Who Should Use This?
Wildlife photographers, bird photographers, nature photographers, sports photographers – from amateur to seasoned pro.
A beautifully crafted lens with weatherproofing and protective coating on the front element; takes a bit of getting used to; may be easier to handhold for some than for others; not as fast as I’d like, but the price is right; delivers crisp results.
I made the right decision buying this lens. Granted, knowing I was getting a heavy, bulky lens didn’t entirely clue me into how to manage working with the lens, and that’s something I’m still working on. In the interim, I’ve stared using a monopod to ease the burden. The removable tripod mount is a great asset, both for improved balance when mounted on a monopod (or tripod) and while carrying with the aid of a sling strap.
One of my early concerns was finding the photo backpack to use with this lens, but, as it turned out, I had numerous options. I've carried the lens attached to the camera in Think Tank Photo’s StreetWalker Pro V2.0 backpack, and in Mindshift Gear packs, namely, TrailScape 18L, Moose Peterson MP-3 V2.0 pack, and even the new PhotoCross 13 sling pack (a snug fit, but manageable - see photo below).
Weight and size aside, the quality of images this lens delivers makes me as happy as the proverbial clam.
I just wish it were a faster lens so I wouldn’t find myself resorting to ISO 6400 as often as I do.
Still, the close-focusing capabilities and the amazing reach of 900mm on my Nikon D500 combine to give me a very versatile lens. Not only have I used it for birds, deer, and small mammals, but I found it works well when photographing flowers and other plant life that would have been out of reach, as well as with more intimate landscape views, all with nice, soft backgrounds when shot at or near maximum aperture.

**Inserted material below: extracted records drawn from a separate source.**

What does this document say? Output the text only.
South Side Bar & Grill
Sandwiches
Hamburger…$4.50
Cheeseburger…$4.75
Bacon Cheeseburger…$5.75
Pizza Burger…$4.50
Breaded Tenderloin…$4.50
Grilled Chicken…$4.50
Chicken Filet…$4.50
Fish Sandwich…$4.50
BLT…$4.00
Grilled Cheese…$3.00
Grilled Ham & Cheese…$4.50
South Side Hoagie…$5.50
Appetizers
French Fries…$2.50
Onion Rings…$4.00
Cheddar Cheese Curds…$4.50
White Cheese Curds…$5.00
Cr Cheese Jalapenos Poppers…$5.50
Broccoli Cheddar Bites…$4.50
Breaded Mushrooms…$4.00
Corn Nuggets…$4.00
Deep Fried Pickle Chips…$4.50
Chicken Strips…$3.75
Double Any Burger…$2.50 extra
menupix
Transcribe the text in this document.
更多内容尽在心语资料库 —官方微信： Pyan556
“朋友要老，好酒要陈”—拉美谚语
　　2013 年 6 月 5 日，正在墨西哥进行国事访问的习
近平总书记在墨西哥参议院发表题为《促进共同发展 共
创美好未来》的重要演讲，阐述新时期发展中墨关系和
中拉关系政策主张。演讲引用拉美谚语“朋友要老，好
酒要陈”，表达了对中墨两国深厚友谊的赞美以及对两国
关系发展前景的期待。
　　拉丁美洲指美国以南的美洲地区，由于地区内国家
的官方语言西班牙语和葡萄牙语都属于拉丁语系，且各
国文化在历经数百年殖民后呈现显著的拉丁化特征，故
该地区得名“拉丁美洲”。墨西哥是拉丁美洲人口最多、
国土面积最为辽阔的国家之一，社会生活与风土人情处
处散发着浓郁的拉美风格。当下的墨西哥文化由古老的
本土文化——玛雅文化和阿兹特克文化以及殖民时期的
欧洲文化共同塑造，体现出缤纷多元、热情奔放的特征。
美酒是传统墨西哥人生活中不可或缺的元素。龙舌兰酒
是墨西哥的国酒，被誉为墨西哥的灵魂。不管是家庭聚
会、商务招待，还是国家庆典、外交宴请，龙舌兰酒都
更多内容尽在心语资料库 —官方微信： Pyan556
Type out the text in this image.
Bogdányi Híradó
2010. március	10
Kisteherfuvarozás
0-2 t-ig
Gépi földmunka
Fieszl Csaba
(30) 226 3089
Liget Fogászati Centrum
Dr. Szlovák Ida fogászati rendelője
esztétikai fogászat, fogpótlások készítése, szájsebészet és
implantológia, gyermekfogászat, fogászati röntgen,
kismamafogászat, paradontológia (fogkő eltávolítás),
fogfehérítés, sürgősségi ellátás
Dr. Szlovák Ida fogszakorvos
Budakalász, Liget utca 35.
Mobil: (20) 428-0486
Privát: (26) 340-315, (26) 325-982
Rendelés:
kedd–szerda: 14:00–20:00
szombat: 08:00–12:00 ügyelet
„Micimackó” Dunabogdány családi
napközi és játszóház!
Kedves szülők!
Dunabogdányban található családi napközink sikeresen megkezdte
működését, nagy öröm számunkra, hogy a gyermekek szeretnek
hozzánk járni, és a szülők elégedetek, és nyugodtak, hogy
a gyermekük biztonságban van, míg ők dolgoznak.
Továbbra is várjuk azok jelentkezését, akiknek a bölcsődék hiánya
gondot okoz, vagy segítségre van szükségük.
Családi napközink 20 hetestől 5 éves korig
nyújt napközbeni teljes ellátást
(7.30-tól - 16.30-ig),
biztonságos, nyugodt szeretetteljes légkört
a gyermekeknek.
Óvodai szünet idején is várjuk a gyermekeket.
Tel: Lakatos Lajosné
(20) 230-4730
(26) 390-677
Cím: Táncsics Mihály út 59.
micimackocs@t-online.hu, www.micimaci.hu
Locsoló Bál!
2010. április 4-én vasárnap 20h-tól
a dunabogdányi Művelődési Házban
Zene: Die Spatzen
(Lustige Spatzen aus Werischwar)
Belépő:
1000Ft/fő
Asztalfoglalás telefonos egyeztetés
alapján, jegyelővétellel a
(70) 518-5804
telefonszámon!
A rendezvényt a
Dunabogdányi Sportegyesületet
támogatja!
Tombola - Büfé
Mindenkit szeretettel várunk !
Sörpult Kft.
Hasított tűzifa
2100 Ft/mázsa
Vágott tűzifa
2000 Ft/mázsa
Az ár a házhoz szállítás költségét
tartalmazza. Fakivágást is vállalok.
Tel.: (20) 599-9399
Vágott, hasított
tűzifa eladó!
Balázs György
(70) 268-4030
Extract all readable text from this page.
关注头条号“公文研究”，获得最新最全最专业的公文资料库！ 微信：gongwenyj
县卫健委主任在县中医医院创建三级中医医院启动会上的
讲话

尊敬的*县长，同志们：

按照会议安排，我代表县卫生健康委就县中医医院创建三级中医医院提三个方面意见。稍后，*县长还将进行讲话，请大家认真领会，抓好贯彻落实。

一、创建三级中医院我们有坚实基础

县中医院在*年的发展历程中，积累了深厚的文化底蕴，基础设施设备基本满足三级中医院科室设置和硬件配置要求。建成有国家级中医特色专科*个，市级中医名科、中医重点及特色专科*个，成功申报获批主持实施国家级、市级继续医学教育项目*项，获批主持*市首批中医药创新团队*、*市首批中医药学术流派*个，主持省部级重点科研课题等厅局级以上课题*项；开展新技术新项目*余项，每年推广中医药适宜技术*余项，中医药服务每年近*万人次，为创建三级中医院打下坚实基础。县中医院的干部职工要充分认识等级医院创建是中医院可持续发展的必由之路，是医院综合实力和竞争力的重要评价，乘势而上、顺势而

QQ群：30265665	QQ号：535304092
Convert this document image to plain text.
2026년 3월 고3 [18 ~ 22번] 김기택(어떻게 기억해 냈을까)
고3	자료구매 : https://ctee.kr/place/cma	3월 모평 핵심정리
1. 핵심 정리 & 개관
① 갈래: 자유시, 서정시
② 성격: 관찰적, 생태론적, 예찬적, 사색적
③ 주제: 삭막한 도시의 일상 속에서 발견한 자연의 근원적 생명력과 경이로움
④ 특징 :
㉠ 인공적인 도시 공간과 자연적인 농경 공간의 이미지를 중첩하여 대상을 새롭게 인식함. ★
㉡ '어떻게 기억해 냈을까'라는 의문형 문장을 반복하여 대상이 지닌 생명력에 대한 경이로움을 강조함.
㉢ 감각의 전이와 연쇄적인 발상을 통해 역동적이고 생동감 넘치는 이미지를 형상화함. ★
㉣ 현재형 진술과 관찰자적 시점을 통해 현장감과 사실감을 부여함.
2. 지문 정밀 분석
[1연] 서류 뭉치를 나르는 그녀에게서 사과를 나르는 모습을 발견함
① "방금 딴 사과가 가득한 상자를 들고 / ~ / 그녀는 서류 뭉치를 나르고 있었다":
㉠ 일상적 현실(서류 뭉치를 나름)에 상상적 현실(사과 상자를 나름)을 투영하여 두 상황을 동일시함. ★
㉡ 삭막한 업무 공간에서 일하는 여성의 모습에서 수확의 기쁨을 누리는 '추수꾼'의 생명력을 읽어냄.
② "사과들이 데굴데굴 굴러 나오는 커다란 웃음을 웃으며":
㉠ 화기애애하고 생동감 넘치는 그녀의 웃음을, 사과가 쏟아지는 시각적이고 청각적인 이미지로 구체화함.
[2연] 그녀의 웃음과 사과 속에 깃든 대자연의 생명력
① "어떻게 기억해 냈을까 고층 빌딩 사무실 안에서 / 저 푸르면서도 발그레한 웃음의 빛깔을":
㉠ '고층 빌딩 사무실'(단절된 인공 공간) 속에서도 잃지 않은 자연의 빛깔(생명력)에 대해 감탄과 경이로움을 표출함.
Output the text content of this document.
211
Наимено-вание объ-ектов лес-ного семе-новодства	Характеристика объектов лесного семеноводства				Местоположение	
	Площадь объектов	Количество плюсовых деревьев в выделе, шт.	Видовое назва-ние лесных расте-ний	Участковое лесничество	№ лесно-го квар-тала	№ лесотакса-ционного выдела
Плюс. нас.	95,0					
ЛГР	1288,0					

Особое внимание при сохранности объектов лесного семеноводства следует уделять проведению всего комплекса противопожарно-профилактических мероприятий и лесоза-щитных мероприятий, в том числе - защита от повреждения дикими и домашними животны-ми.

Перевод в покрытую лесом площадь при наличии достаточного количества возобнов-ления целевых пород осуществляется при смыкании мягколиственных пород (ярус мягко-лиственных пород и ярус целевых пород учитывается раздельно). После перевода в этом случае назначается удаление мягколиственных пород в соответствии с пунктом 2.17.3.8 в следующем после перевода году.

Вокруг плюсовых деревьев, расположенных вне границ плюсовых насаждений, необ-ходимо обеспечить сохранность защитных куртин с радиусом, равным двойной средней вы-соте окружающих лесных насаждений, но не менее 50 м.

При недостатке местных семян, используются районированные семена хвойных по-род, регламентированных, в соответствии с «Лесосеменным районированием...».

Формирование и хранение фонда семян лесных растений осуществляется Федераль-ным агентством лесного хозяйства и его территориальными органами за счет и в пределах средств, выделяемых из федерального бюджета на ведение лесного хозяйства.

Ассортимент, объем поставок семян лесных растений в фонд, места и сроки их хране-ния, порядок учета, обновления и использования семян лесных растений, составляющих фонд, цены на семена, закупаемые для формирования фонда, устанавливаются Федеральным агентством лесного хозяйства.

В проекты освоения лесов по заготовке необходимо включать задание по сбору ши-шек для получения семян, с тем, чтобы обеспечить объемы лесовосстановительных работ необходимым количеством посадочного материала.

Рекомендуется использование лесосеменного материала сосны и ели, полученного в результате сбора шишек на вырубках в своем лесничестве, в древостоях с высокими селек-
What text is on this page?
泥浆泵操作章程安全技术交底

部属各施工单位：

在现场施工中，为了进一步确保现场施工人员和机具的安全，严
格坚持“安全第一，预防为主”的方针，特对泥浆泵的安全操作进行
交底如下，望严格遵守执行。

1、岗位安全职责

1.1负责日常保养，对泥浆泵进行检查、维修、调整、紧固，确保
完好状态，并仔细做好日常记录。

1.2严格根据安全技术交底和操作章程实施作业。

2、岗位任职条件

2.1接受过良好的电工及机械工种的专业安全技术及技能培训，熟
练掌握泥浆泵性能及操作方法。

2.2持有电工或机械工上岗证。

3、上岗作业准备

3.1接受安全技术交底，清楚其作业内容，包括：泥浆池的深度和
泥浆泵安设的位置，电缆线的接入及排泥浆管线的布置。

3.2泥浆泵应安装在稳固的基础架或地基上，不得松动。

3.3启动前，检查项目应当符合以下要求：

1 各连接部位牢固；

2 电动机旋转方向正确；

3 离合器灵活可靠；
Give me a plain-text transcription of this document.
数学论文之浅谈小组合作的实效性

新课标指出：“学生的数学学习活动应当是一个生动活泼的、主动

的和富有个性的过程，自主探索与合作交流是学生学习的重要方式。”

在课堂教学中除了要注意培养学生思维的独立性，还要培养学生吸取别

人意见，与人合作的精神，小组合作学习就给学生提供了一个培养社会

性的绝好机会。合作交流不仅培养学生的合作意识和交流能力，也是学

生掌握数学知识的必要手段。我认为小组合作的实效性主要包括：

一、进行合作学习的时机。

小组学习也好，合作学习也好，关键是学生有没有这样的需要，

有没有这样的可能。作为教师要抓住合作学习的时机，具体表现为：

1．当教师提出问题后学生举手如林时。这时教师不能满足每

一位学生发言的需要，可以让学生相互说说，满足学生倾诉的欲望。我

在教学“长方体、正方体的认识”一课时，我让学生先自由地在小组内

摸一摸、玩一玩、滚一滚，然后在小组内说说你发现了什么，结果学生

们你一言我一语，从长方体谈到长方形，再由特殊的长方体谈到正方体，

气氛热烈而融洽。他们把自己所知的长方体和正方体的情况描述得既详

So what it all comes down to is this: This lens was a great buy. I highly recommend the Tamron 150-600mm G2 to anyone interested in bird photography and wildlife photography in general. Just take the time to get to know the lens and especially the various image stabilization modes before venturing out on that once-in-a-lifetime adventure.
SELECTED PRODUCT SPECIFICATIONS (per Tamron)
Focal Length: 150-600mm
Maximum Aperture: F/5-6.3
Angle of View (diagonal): 16°25' - 4°8' (for full-frame format) : 10°38' - 2°40' (for APS-C format)
Optical Construction: 21 elements in 13 groups
Minimum Object Distance (min. focusing distance): 86.6"
Maximum Magnification Ratio: 1:3.9
Filter Size: Ø95mm
Maximum Diameter: Ø108.4mm
Length: for Canon 10.2 in / for Nikon 10.1 in
Weight: for Canon 70.9 oz / for Nikon 70.2 oz (incl. tripod mount)
Aperture Blades: 9 (circular diaphragm up to 2 stops down from maximum aperture)
Minimum Aperture: F/32-40
Image Stabilization Performance: 4.5 stops (using VC Mode 3) CIPA Standards Compliant (For Canon : EOS-5D Mark III is used / For Nikon : D810 is used)
Standard Accessories: Lens hood, lens caps, soft lens case
Compatible Mounts: Canon (w/VC), Nikon (w/VC), Sony A-mount (w/o VC)
Specifications, appearance, functionality, etc. are subject to change without prior notice.